Thread Status: Hello , There was no answer in this thread for more than 60 days.
It can take a long time to get an up-to-date response or contact with relevant users.


Hawaiian transplant...
Sep 9, 2002
How do you know whether your training is:

A) Increasing your tolerance to CO2 & the discomfort of contractions.


B) Increasing the eficiency of your body's utilization of air & the ability to relax.

I know training does a little of both, but since I think of my static as my "theoretical max" for dynamics & spearfishing, I would like to emphasize on B since A could be harmful. As many of you know, sambas or BOs in spearfishing often carry much heavier consequences than in pure freediving.

I'd like to get better & am trying to work out a training schedule, but going through all the posts on this board is mind-numbing... :(
Hi fuzz,

I don't know for sure the best way to achieve your goal, maybe EricF will chime in, but for dry land training, I focus empty lung statics and passive exhale apnea walking. Both of these are based on info from this forum re enhancing tolerance for low o2 without building a lot of co2 tolerance. I kind of like my mediocre co2 tolerance, good insurance. When I push either technique, I get a hot flush feeling in my limbs that I associate with low o2, and I don't have to fight the co2 induced urge to breath so hard. In apnea walking, I can tell I get very close to falling down, so I'm pretty sure my o2 level is getting low. Interesting side effect, doing a series of passive exhale apnea walks dramaticly increases my distance on full lung walks. Not sure why.

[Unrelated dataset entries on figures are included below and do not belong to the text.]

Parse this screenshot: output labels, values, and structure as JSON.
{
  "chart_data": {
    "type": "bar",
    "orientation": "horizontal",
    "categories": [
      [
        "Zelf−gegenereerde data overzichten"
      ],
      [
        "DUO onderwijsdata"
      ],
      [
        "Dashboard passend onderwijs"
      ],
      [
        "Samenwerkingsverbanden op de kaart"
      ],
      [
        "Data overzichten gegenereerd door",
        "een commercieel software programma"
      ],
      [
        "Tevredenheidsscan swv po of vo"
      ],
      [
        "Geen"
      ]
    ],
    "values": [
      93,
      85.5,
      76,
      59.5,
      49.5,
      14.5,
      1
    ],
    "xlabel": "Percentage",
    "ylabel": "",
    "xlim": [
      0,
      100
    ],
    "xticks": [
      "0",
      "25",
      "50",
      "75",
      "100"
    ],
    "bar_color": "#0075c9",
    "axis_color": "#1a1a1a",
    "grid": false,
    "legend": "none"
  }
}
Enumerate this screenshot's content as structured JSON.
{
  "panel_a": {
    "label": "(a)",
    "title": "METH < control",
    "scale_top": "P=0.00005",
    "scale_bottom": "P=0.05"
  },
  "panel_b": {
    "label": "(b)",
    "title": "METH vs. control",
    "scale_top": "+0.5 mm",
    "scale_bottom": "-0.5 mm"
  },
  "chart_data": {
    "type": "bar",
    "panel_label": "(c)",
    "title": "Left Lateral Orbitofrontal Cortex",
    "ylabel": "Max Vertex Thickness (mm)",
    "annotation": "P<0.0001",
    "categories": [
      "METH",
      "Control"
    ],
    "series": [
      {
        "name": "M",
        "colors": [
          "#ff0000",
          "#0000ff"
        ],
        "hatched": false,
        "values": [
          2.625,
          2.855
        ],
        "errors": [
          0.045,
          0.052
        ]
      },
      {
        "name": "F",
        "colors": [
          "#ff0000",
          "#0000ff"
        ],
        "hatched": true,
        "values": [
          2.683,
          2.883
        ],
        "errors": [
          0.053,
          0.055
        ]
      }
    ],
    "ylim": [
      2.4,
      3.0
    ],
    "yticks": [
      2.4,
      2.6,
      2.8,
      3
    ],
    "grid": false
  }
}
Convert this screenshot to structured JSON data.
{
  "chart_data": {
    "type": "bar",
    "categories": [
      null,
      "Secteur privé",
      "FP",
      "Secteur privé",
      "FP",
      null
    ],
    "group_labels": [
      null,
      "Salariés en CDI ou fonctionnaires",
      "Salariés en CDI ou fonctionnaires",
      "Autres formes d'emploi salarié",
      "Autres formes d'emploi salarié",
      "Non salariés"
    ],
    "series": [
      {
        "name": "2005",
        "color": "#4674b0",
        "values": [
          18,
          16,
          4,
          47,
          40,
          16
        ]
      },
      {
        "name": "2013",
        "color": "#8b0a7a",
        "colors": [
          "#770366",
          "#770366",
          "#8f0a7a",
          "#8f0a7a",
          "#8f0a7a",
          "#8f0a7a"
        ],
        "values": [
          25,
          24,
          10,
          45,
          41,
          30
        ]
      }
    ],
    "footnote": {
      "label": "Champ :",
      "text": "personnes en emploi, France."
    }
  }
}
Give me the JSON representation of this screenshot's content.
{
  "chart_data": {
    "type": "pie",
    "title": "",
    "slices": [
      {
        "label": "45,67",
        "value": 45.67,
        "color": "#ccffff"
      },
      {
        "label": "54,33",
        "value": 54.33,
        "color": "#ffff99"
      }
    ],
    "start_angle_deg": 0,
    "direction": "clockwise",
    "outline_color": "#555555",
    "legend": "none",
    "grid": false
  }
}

Do a search on FRC diving , I think that would bring up some good stuff.

Will do, thank you :)

How can you tell the diff between low o2 tolerance & co2 tolerance?
To tell the truth, I'm not sure how to tell the difference. I'm trying to train in the direction of low o2. Low o2 produces (I think) the hot flush, lactic acid burn , tingles, shaky legs, want to fall down sort of feeling. High co2 just creates a huge urge to breath. Doing full lung statics I don't get the low o2 symptoms, just a huge urge to breath. Doing full lung apnea walks, I get some low o2 symptoms before the urge to breath stops me. Doing passive exhale apnea walks, I stop because of a combination of urge to breath and very strong low o2 symptoms along with fear of passing out.
Because I've never pushed a static beyond 4:30 , I am assuming a relatively mediocre co2 tolerence, which I 'd just as soon keep. I hope what I'm doing will build low o2 tolerence and improve my bottom time without decreasing my safety margin. I won't know till summer.

Hope this helps.


Oh yes, there is another EricF suggestion that I have played with. Full exhale, hold to the first contraction, then inhale very slowly. He does it by packing, I just inhale intermittantly and as slow as possible. This brings on low o2 symptoms and allows you to hold on to them for quite a while. Seems like a good technique to train for low 02.